“The results of the midterm forecasting model indicate that while Democrats have a real chance to buck the normal pattern of midterm elections and gain seats in the House of Representatives, they are unlikely to pick up the 17 seats that they would need to regain control of the chamber. That outcome would require a wave election like 2006 or 2010. But the 2014 midterm election is unlikely to be a wave election. It is much more likely to be a status quo election for the House of Representatives with one party or the other making a small gain and Republicans holding onto their majority.”
“Barring the emergence of a major national issue that results in a substantial advantage for one party or the other on the generic ballot, the seat swing in the 2014 House elections is likely to be fairly small. Nevertheless, the pattern of out-party gains in midterm elections is strong enough that, like Newt Gingrich in 1998, John Boehner may find his speakership in jeopardy if Democrats make even modest gains in the House elections.”
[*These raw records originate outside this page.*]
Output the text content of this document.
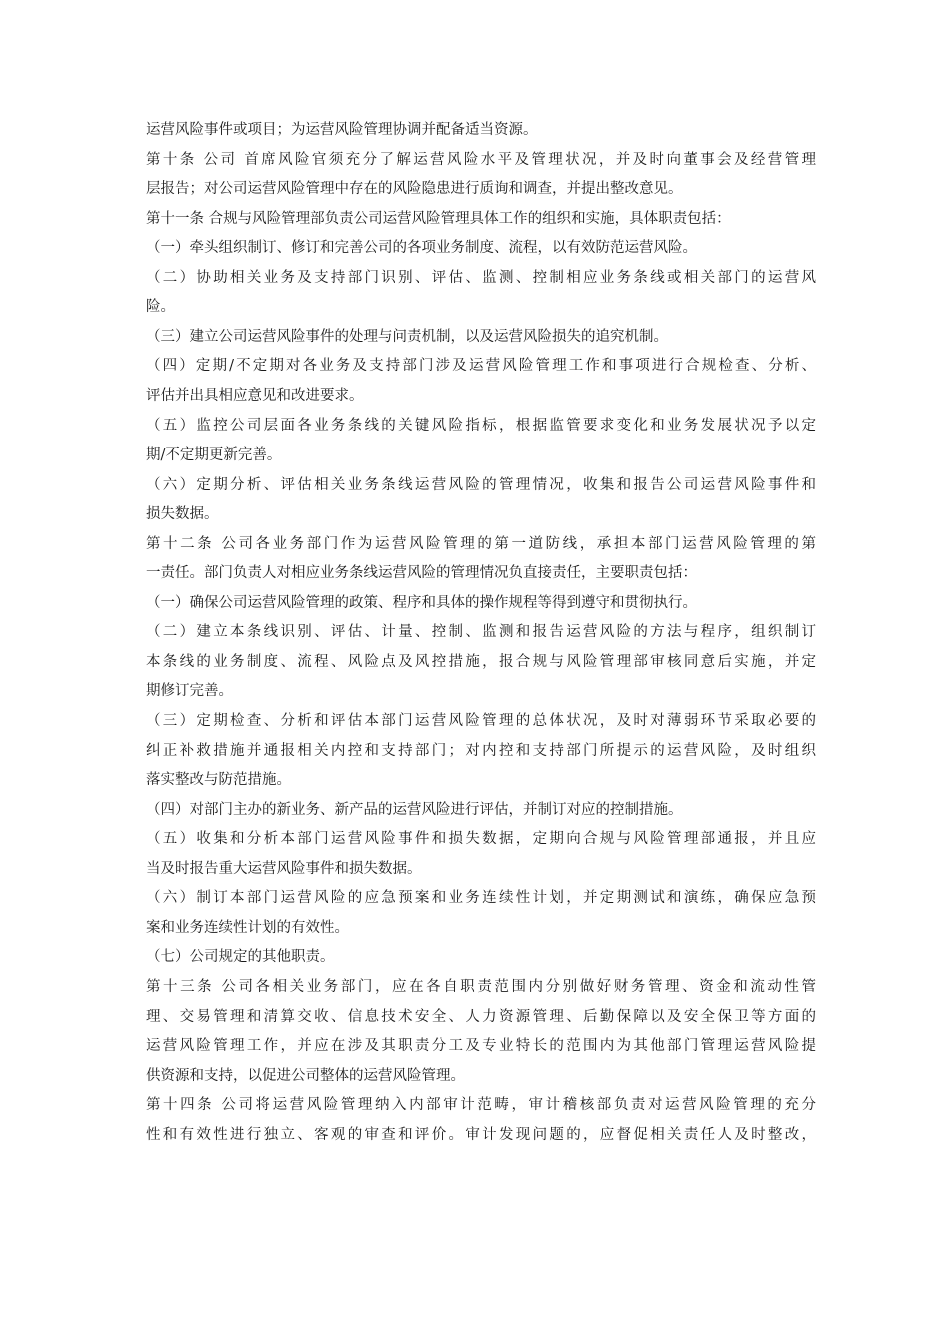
运营风险事件或项目；为运营风险管理协调并配备适当资源。
第十条 公司 首席风险官须充分了解运营风险水平及管理状况，并及时向董事会及经营管理
层报告；对公司运营风险管理中存在的风险隐患进行质询和调查，并提出整改意见。
第十一条 合规与风险管理部负责公司运营风险管理具体工作的组织和实施，具体职责包括：
（一）牵头组织制订、修订和完善公司的各项业务制度、流程，以有效防范运营风险。
（二）协助相关业务及支持部门识别、评估、监测、控制相应业务条线或相关部门的运营风
险。
（三）建立公司运营风险事件的处理与问责机制，以及运营风险损失的追究机制。
（四）定期/不定期对各业务及支持部门涉及运营风险管理工作和事项进行合规检查、分析、
评估并出具相应意见和改进要求。
（五）监控公司层面各业务条线的关键风险指标，根据监管要求变化和业务发展状况予以定
期/不定期更新完善。
（六）定期分析、评估相关业务条线运营风险的管理情况，收集和报告公司运营风险事件和
损失数据。
第十二条 公司各业务部门作为运营风险管理的第一道防线，承担本部门运营风险管理的第
一责任。部门负责人对相应业务条线运营风险的管理情况负直接责任，主要职责包括：
（一）确保公司运营风险管理的政策、程序和具体的操作规程等得到遵守和贯彻执行。
（二）建立本条线识别、评估、计量、控制、监测和报告运营风险的方法与程序，组织制订
本条线的业务制度、流程、风险点及风控措施，报合规与风险管理部审核同意后实施，并定
期修订完善。
（三）定期检查、分析和评估本部门运营风险管理的总体状况，及时对薄弱环节采取必要的
纠正补救措施并通报相关内控和支持部门；对内控和支持部门所提示的运营风险，及时组织
落实整改与防范措施。
（四）对部门主办的新业务、新产品的运营风险进行评估，并制订对应的控制措施。
（五）收集和分析本部门运营风险事件和损失数据，定期向合规与风险管理部通报，并且应
当及时报告重大运营风险事件和损失数据。
（六）制订本部门运营风险的应急预案和业务连续性计划，并定期测试和演练，确保应急预
案和业务连续性计划的有效性。
（七）公司规定的其他职责。
第十三条 公司各相关业务部门，应在各自职责范围内分别做好财务管理、资金和流动性管
理、交易管理和清算交收、信息技术安全、人力资源管理、后勤保障以及安全保卫等方面的
运营风险管理工作，并应在涉及其职责分工及专业特长的范围内为其他部门管理运营风险提
供资源和支持，以促进公司整体的运营风险管理。
第十四条 公司将运营风险管理纳入内部审计范畴，审计稽核部负责对运营风险管理的充分
性和有效性进行独立、客观的审查和评价。审计发现问题的，应督促相关责任人及时整改，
There’s an interesting article over at the VCOP that dovetails with this one; as I read this, I’m of two minds when it comes to predictions like this: (1)anything can happen in the world of American politics; a scandal could come along, a foreign policy crisis could erupt, anything could come along to completely upset the predictions above, and (2)it makes GOTV efforts that much more critical; unlike in presidential years, where turnout is a lot bigger, mid-term and off-year elections are often decided on turnout and whichever party can garner their supporters to the polls in greater numbers should have an advantage.